If you use Enhance a lot, you may find the following tips handy to speed up your workflow. You can apply Enhance to several images at a time by first selecting the desired images in the filmstrip, then running the Enhance command. The dialog will only show you a preview for the primary photo, but your chosen Enhance options will apply to all selected photos. You can also skip the dialog entirely by pressing the Option (on macOS) or Alt (on Windows) key before picking the Enhance menu command. Using this “headless” option will apply the previous Enhance settings.
Let’s take a closer look at the results. We’ll start with a studio test scene available at dpreview.com:
While this is obviously not a “real-world photograph,” it is a good way to get a sense of the benefits provided by Super Resolution over traditional upsizing methods. Here are some zoomed-in crops from various parts of this test scene. Images on the left use standard bicubic upsizing, and images on the right use Super Resolution. Notice how the new approach does a better job at preserving small details and colors.

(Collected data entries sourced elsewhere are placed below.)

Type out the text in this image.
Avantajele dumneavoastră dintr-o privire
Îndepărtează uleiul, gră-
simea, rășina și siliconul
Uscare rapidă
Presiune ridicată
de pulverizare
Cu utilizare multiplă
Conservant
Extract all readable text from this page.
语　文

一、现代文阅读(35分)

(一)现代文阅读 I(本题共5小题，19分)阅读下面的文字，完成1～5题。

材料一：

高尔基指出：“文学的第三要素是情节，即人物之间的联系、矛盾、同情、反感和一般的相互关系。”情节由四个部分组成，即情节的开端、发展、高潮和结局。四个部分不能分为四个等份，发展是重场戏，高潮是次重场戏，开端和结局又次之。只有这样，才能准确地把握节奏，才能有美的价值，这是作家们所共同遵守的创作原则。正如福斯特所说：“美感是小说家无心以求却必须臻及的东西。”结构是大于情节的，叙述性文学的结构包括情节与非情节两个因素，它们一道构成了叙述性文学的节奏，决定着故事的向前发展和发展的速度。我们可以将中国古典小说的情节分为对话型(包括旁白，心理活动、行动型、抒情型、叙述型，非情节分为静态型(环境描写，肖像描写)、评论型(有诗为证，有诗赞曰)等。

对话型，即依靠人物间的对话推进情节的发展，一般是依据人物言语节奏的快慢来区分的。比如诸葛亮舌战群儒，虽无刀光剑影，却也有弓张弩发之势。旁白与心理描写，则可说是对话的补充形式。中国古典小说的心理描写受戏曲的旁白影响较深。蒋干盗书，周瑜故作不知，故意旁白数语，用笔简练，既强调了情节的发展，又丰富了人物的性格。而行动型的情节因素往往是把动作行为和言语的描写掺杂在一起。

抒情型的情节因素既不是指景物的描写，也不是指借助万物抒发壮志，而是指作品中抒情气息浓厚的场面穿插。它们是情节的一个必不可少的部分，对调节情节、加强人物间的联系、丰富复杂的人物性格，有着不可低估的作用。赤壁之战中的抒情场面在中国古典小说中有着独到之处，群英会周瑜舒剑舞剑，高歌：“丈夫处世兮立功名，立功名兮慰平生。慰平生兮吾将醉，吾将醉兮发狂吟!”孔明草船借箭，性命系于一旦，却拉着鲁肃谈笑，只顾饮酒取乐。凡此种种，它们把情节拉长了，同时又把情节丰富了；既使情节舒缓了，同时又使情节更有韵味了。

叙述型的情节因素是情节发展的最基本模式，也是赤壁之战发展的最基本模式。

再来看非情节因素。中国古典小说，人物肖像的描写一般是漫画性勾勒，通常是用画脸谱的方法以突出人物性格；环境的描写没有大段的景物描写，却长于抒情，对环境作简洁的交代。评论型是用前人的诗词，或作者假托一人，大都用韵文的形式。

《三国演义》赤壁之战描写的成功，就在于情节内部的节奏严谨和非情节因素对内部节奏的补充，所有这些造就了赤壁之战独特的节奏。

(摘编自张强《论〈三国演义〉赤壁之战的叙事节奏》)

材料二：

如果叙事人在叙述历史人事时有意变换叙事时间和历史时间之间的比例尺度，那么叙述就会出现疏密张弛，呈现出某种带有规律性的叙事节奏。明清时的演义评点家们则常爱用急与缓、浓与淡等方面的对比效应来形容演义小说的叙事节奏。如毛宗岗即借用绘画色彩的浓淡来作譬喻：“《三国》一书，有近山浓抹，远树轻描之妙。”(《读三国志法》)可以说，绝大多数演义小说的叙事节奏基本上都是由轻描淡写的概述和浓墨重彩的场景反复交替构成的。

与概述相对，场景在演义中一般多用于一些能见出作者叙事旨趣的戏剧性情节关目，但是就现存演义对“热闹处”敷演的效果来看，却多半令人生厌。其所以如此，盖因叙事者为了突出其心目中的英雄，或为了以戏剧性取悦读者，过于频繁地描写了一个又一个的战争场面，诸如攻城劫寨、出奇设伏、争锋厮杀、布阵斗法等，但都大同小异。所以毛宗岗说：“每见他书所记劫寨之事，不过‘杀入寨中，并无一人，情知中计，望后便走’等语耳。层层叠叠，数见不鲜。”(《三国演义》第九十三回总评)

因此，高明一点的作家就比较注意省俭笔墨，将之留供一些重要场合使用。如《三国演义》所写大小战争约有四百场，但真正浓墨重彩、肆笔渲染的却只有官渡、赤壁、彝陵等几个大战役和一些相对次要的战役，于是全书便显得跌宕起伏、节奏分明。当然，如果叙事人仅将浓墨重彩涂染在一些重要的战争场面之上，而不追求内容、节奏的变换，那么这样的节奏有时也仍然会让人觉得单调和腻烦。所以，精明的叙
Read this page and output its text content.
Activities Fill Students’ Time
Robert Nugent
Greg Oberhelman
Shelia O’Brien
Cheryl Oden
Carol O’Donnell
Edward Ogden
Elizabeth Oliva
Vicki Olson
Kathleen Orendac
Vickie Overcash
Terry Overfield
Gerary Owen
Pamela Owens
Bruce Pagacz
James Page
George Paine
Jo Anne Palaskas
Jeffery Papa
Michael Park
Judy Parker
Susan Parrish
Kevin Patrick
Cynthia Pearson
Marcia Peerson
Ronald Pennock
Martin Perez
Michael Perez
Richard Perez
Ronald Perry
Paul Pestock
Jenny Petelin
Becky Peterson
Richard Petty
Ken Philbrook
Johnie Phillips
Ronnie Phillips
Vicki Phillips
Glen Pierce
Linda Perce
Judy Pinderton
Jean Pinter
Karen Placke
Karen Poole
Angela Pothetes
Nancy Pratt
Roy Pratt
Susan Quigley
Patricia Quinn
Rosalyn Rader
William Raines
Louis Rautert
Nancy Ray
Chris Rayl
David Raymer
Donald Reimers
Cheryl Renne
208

Now let’s examine some practical cases, starting with a landscape image
This is actually a fairly tight crop from a larger scene, as shown below:
Here is a side-by-side zoomed in view of the branches and foliage, with bicubic resampling on the left and Super Resolution on the right:
While we’re on the super theme, here’s a photo of Super Bear:
All that’s missing is a red cape!
I kept my distance from this brown bear as she fished for sockeye salmon. (Coming between a hungry bear and her lunch is a Very Bad Idea.) Here are closeups of the fur and spraying water, with bicubic resampling on the left and Super Resolution on the right.
Enhance Details was the first Enhance feature. Super Resolution is the second. We’re now looking into ways to extend Super Resolution to produce even larger and cleaner results. We’ll also be exploring other potential applications of the same underlying technology, such as improved sharpening or noise reduction. Anything we can do to make images look better is fair game!